High tech network data security center background.jpg
Blog: Spatial data on the web..?

Frans Knibbe’s blog Spatial data on the web; how should it work?

What needs to happen for spatial data to become exemplary, useful residents of the web? Which agreements do we need to make to gain access to the great potential of spatial data on the web? Geodan Research’s Frans Knibbe discusses the requirements drawn up by the Spatial Data on the Web Working Group (SDWWG), a joint initiative of the OGC and the W3C.

This is the third blog in a series on spatial data on the web. In part 1, I described the value of sharing spatial data on the web and the need to synthesize domain standards for optimal sharing. It’s up to the SDWWG to make sure that that happens. In part 2, I described what the SDWWG wants to achieve. In this article I will discuss the first result of this working group, the overview of usage scenarios and the requirements.

Use cases and requirements

It is a proven method to determine how a system should be set up: you collect stories from users that describe how something might work well, or what isn’t working right now. System requirements can be derived from these stories; checkable and testable properties of what needs to be made. This method was also applied in the SDWWG. One of their deliverables, described in the previous blog, is an overview of usage scenarios and requirements. The second public concept version has recently been released and contains the basis for the other four results:

  • Best Practices
  • Time Ontology
  • Semantic Sensor Network Vocabulary
  • Coverage in Linked Data

The document contains some fifty different user scenarios (use cases), and almost sixty requirements that follow from them. The requirements for the Best Practices are particularly interesting, because those recommendations should answer the general question: how can we best publish and use spatial data on the web? A number of components of the requirements stood out:

• Findability• Linkability of data• Uncertainty• Spatial relations• Metadata• Coordinate constellations

Findability

What good is data that, though it’s on the web, just can’t be found. Not much. Findability is a logical requirement for spatial data on the web. A traditional way of disclosing spatial data on the web is to publish metadata in a data catalog, for example via the CSW specification. This, however, is sub-optimal. If we’re searching for something on the web, we usually use a search engine, such as Google. This means that publishing spatial data in such a way that it can be indexed by search engines is crucial. A search engine uses a so-called crawler: an algorithm that recursively follows hyperlinks. Everything that the crawler finds can be indexed and is therefore findable.
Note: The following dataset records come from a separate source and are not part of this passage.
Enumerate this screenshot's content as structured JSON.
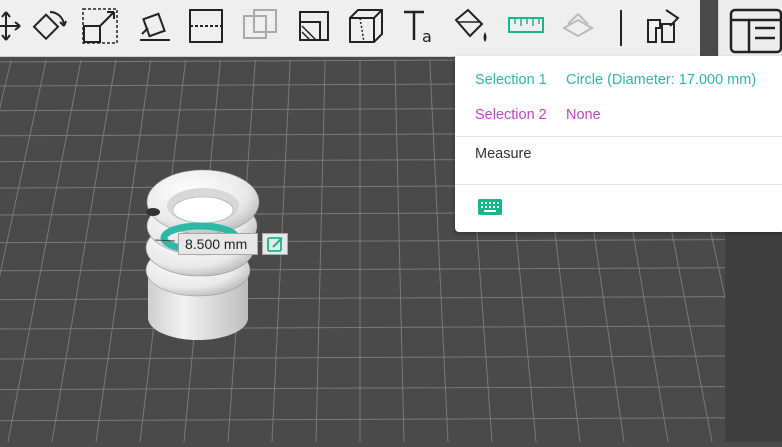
{
  "toolbar": {
    "tools": [
      {
        "icon": "move-icon"
      },
      {
        "icon": "rotate-icon"
      },
      {
        "icon": "scale-icon"
      },
      {
        "icon": "place-on-face-icon"
      },
      {
        "icon": "cut-icon"
      },
      {
        "icon": "boolean-icon"
      },
      {
        "icon": "support-paint-icon"
      },
      {
        "icon": "seam-paint-icon"
      },
      {
        "icon": "text-icon"
      },
      {
        "icon": "color-paint-icon"
      },
      {
        "icon": "measure-icon"
      },
      {
        "icon": "assembly-icon"
      },
      {
        "icon": "arrange-icon"
      }
    ]
  },
  "measure_panel": {
    "selection1_label": "Selection 1",
    "selection1_value": "Circle (Diameter: 17.000 mm)",
    "selection2_label": "Selection 2",
    "selection2_value": "None",
    "title": "Measure",
    "keyboard_icon": "keyboard-icon"
  },
  "viewport": {
    "dimension_label": "8.500 mm"
  },
  "colors": {
    "selection1": "#2fb7a8",
    "selection2": "#c044c8",
    "grid_bg": "#4a4a4a",
    "grid_line": "#7a7a7a",
    "toolbar_bg": "#efefef",
    "accent": "#14b88c"
  }
}
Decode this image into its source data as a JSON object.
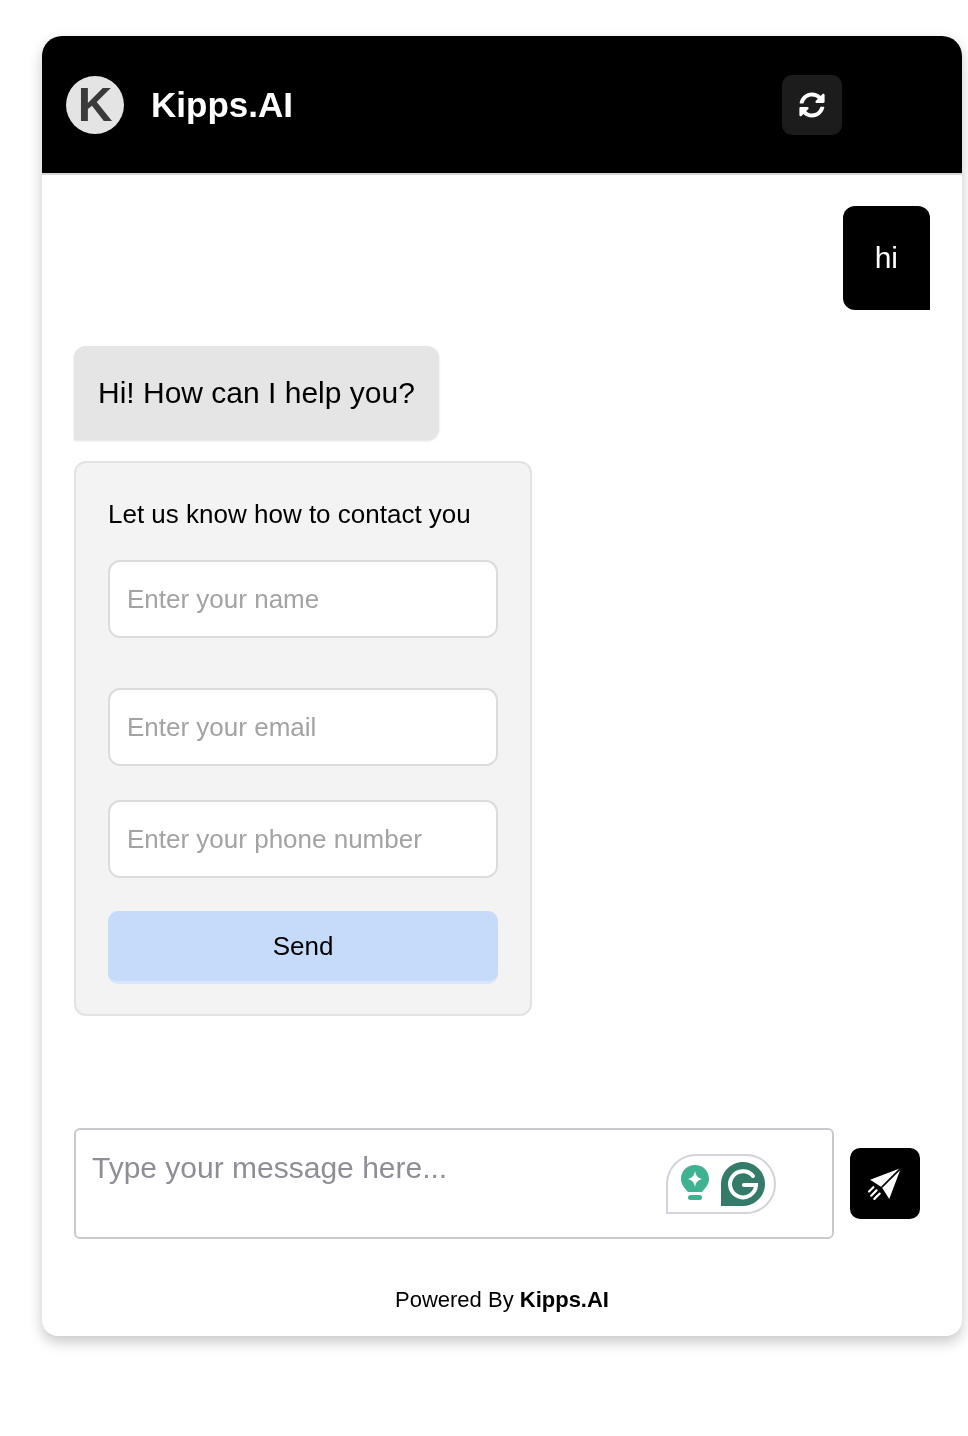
{
  "header": {
    "logo_text": "K",
    "title": "Kipps.AI"
  },
  "messages": [
    {
      "kind": "user",
      "text": "hi"
    },
    {
      "kind": "bot",
      "text": "Hi! How can I help you?"
    },
    {
      "kind": "form",
      "title": "Let us know how to contact you",
      "fields": [
        {
          "placeholder": "Enter your name"
        },
        {
          "placeholder": "Enter your email"
        },
        {
          "placeholder": "Enter your phone number"
        }
      ],
      "button": "Send"
    }
  ],
  "composer": {
    "placeholder": "Type your message here..."
  },
  "footer": "Powered By **Kipps.AI**"
}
Findable data requires the publication of metadata that describes the data well (preferably in a general web way), but the data must also be linked to each other so that a crawler can find as much as possible. It also helps when data can be retrieved in a format that web crawlers understand, such as HTML.

Linkability

This ties in directly with the findability of data: the possibilities of linking data and to make connections between elements within single or several different datasets. These links (or hyperlinks, in this case) form the threads of the web: they are absolutely essential. The better something is or can be linked, the more useful it is. Links on the web can be made via HTTP(S) URIs. If something has a URI, something else can link to it. At the same time, there’s a way to access the data behind it. Via HTTP. It’s likely that the Best Practices will recommend allocating HTTP(S) URIs to spatial data, which lets you link data directly and explicitly. However, implicit links can be valuable as well. Semantic links can be made by making use of common data definitions on the web. When, for example, two separate datasets use a general definition of an administrative area (such as https://schema.org/AdministrativeArea), these datasets are linked.

iStock_75892533_LARGE.jpg

Uncertainty

Uncertainty occurs in both spatial and temporal aspects of data. It can take different forms. In case of vector geometry, for example, the accuracy of the numbers that form those coordinates is a source of uncertainty. Textual indications can also be vague or ambiguous. Take the place name “Bergen”, for example, which refers to several different places in the Netherlands alone. Besides, the spatial properties of such a place also change over time, so without time stamping, names of locations can not always be unambiguously converted into spatial characteristics. In addition, some places, such as the Sahara, have no clear spatial delineation at all. And what about indications of spatial relations such as ‘in the vicinity of’ or ‘under the great rivers’? What we definitely don’t want is that data isn’t shared because of uncertainty, or that information about uncertainty isn’t shared, simply because it isn’t clear how uncertainty can be indicated. Data will always have uncertainties, but that does not mean that it can’t be valuable. It is therefore important to be able to express spatial and temporal uncertainty well when data is published on the web.

Types of relations

Links make data easier to find and easier to combine, and spatial data offers a unique form of linkage: spatial relations. These can be topological relations (A borders B, A crosses B, A overlaps with B, etc.), mereological relations (municipality A is part of province B), distance relations (A is within 10km of B) or directional relations (A is left of B, A is north of B, A is to port of B, etc.). Spatial relations are therefore another way to link data. This can be done explicitly, by recording relationships in a standard way within a dataset, but spatial relations can also be used in operations or filters, where they are determined by software that analyzes the spatial properties of data. This happens, for example, when you request data within a certain radius of a given point.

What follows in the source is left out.